Heel vaak zullen die beide doelen amper met elkaar in conflict treden. Vaak zelfs zullen ze erg los van elkaar staan. Maar af en toe zal er ongetwijfeld een conflict zijn. De ethicus die nadenkt over prenatale genetische ingrepen om bepaalde ziekten uit te roeien, kan onbedoeld mensen kwetsen die juist aan die aandoening lijden. De jurist die werkt rond kerk-en-staatverhoudingen kan stellingen innemen die onprettig zullen zijn voor sommige gelovigen. Het bijzonder complexe debat over de plaats van transseksuele atleten in sommige (kracht)sporten is in dat opzicht een mijnenveld. Bioloog, inspanningsfysioloog, jurist, filosoof: wie zich ook in het debat mengt moet op eieren lopen, precies omdat stellingen of hypotheses grievend kunnen overkomen bij groepen die in onze samenleving al te vaak zijn gemarginaliseerd.
Het is onze taak om ervoor te zorgen dat de Universiteit de vrijplaats van het denken kan blijven.
En toch mogen deze bekommernissen, hoezeer ze menselijkerwijs te begrijpen vallen, geen reden zijn om bepaalde argumenten niet meer te maken, of sommige thema’s nog slechts schroomvallig, besmuikt en achter de hand te bespreken, zeker niet in de sociale wetenschappen. Net zomin als een democratie gebaat is bij zelfcensuur van haar journalisten, is de Wetenschap – en ik schrijf de term hier bewust en onironisch met een hoofdletter – gediend van zelfcensuur bij wetenschappers.
Daarom is het onze taak om ervoor te zorgen dat de Universiteit de vrijplaats van het denken kan blijven. Dat betekent dat we ons intern zo breed mogelijk moeten maken om het intellectuele debat te voeren, zelfs op het scherp van de snee, ook al zijn sommige hypotheses schokkend of kwetsend.

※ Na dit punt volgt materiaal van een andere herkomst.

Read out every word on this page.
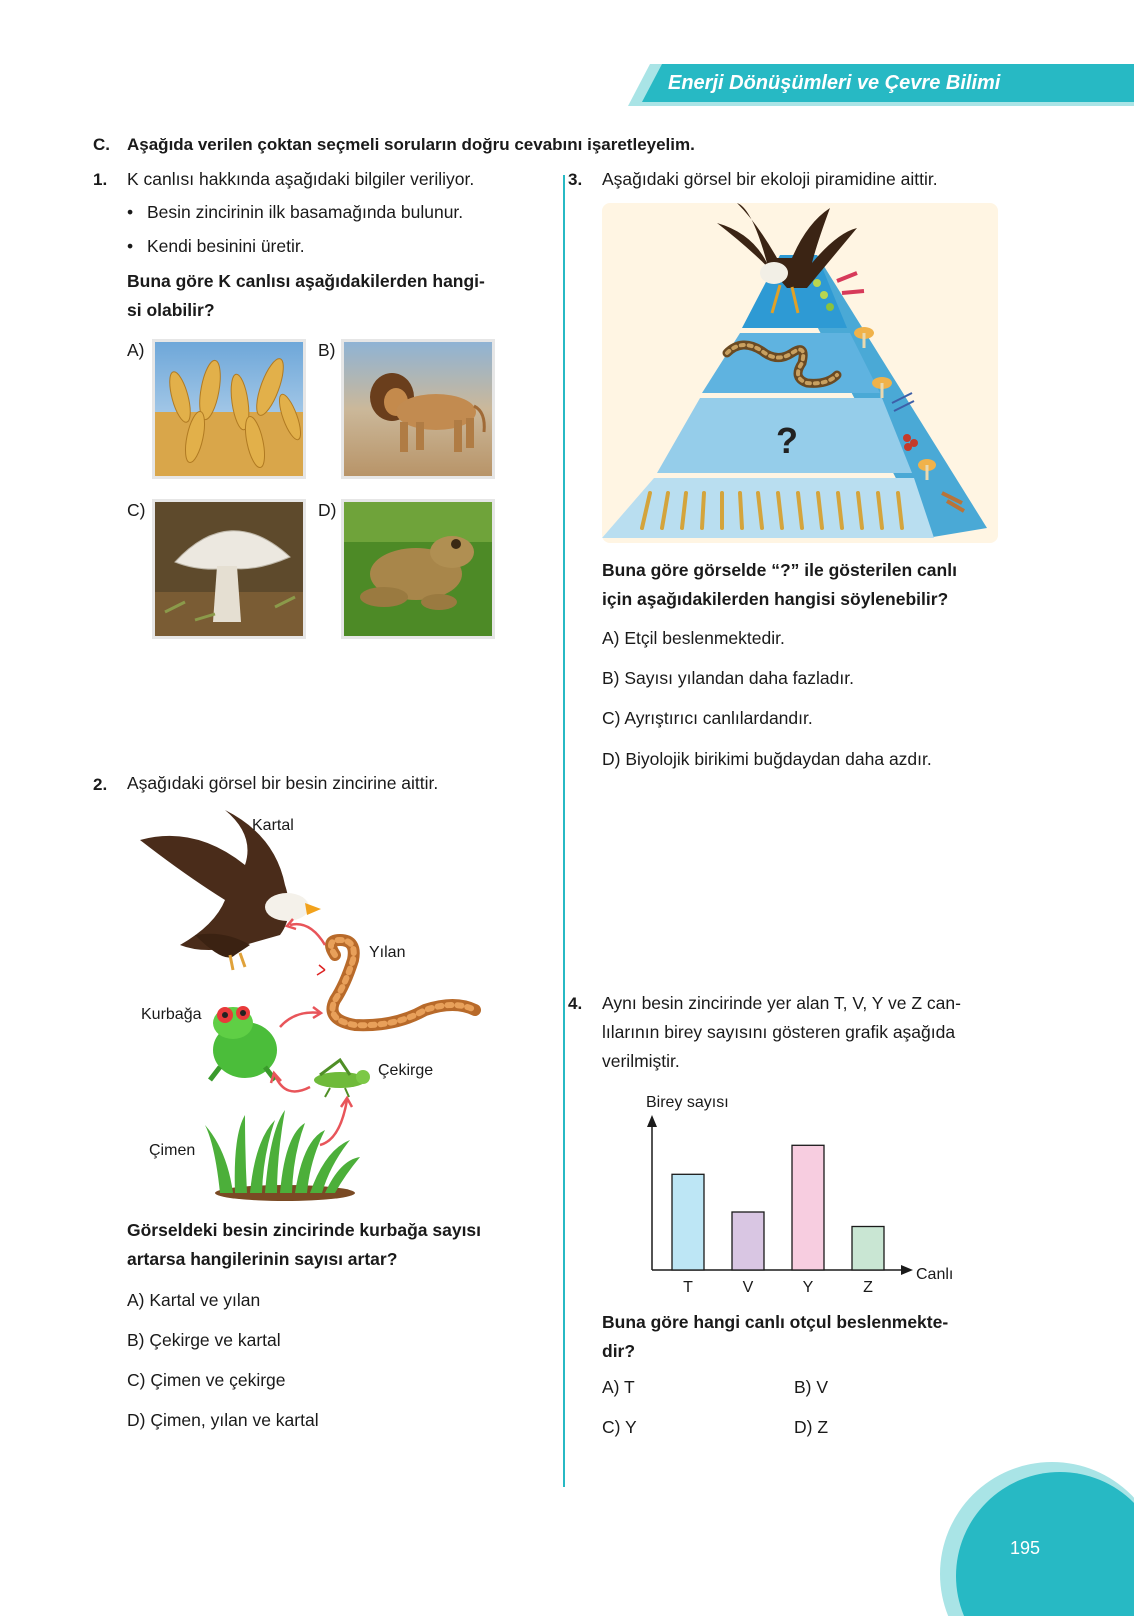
Enerji Dönüşümleri ve Çevre Bilimi
C. Aşağıda verilen çoktan seçmeli soruların doğru cevabını işaretleyelim.
1. K canlısı hakkında aşağıdaki bilgiler veriliyor.
• Besin zincirinin ilk basamağında bulunur.
• Kendi besinini üretir.
Buna göre K canlısı aşağıdakilerden hangi-
si olabilir?
A)	B)
C)	D)
2. Aşağıdaki görsel bir besin zincirine aittir.
Kartal
Yılan
Kurbağa
Çekirge
Çimen
Görseldeki besin zincirinde kurbağa sayısı
artarsa hangilerinin sayısı artar?
A) Kartal ve yılan
B) Çekirge ve kartal
C) Çimen ve çekirge
D) Çimen, yılan ve kartal
3. Aşağıdaki görsel bir ekoloji piramidine aittir.
?
Buna göre görselde “?” ile gösterilen canlı
için aşağıdakilerden hangisi söylenebilir?
A) Etçil beslenmektedir.
B) Sayısı yılandan daha fazladır.
C) Ayrıştırıcı canlılardandır.
D) Biyolojik birikimi buğdaydan daha azdır.
4. Aynı besin zincirinde yer alan T, V, Y ve Z can-
lılarının birey sayısını gösteren grafik aşağıda
verilmiştir.
Birey sayısı
Canlı
T	V	Y	Z
Buna göre hangi canlı otçul beslenmekte-
dir?
A) T	B) V
C) Y	D) Z
195
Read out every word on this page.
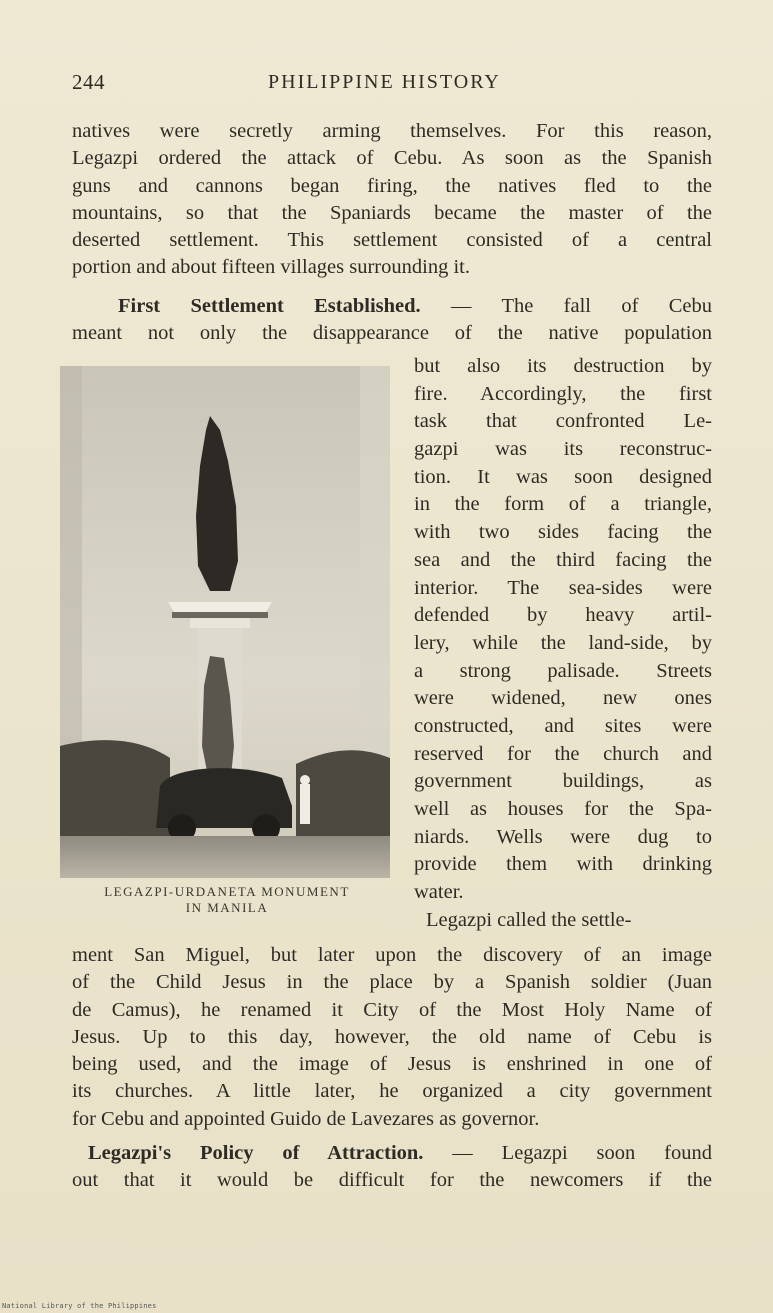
244	PHILIPPINE HISTORY
natives were secretly arming themselves. For this reason,
Legazpi ordered the attack of Cebu. As soon as the Spanish
guns and cannons began firing, the natives fled to the
mountains, so that the Spaniards became the master of the
deserted settlement. This settlement consisted of a central
portion and about fifteen villages surrounding it.
First Settlement Established. — The fall of Cebu
meant not only the disappearance of the native population
LEGAZPI-URDANETA MONUMENT
IN MANILA
but also its destruction by
fire. Accordingly, the first
task that confronted Le-
gazpi was its reconstruc-
tion. It was soon designed
in the form of a triangle,
with two sides facing the
sea and the third facing the
interior. The sea-sides were
defended by heavy artil-
lery, while the land-side, by
a strong palisade. Streets
were widened, new ones
constructed, and sites were
reserved for the church and
government buildings, as
well as houses for the Spa-
niards. Wells were dug to
provide them with drinking
water.
Legazpi called the settle-
ment San Miguel, but later upon the discovery of an image
of the Child Jesus in the place by a Spanish soldier (Juan
de Camus), he renamed it City of the Most Holy Name of
Jesus. Up to this day, however, the old name of Cebu is
being used, and the image of Jesus is enshrined in one of
its churches. A little later, he organized a city government
for Cebu and appointed Guido de Lavezares as governor.
Legazpi's Policy of Attraction. — Legazpi soon found
out that it would be difficult for the newcomers if the
National Library of the Philippines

Dat houdt evenzeer in dat we ons moeten uitspreken tegen alle mogelijke intimidaties van wetenschappers. In België moest een viroloog onderduiken, in Nederland is er Vizier op Links en heeft Afshin Ellian politiebewaking nodig.
Niets van dat alles mogen we tolereren of normaal vinden. Het laatste wat het vrij, open academisch debat nodig heeft, is dat we ook intern barrières opwerpen die het academici lastig maken hun werk te doen. In onze wereld is de enige geldige manier om een idee of hypothese te weerleggen het weerspreken ervan. Erop rekenen dat niemand een idee nog durft opperen uit angst is een zwaktebod.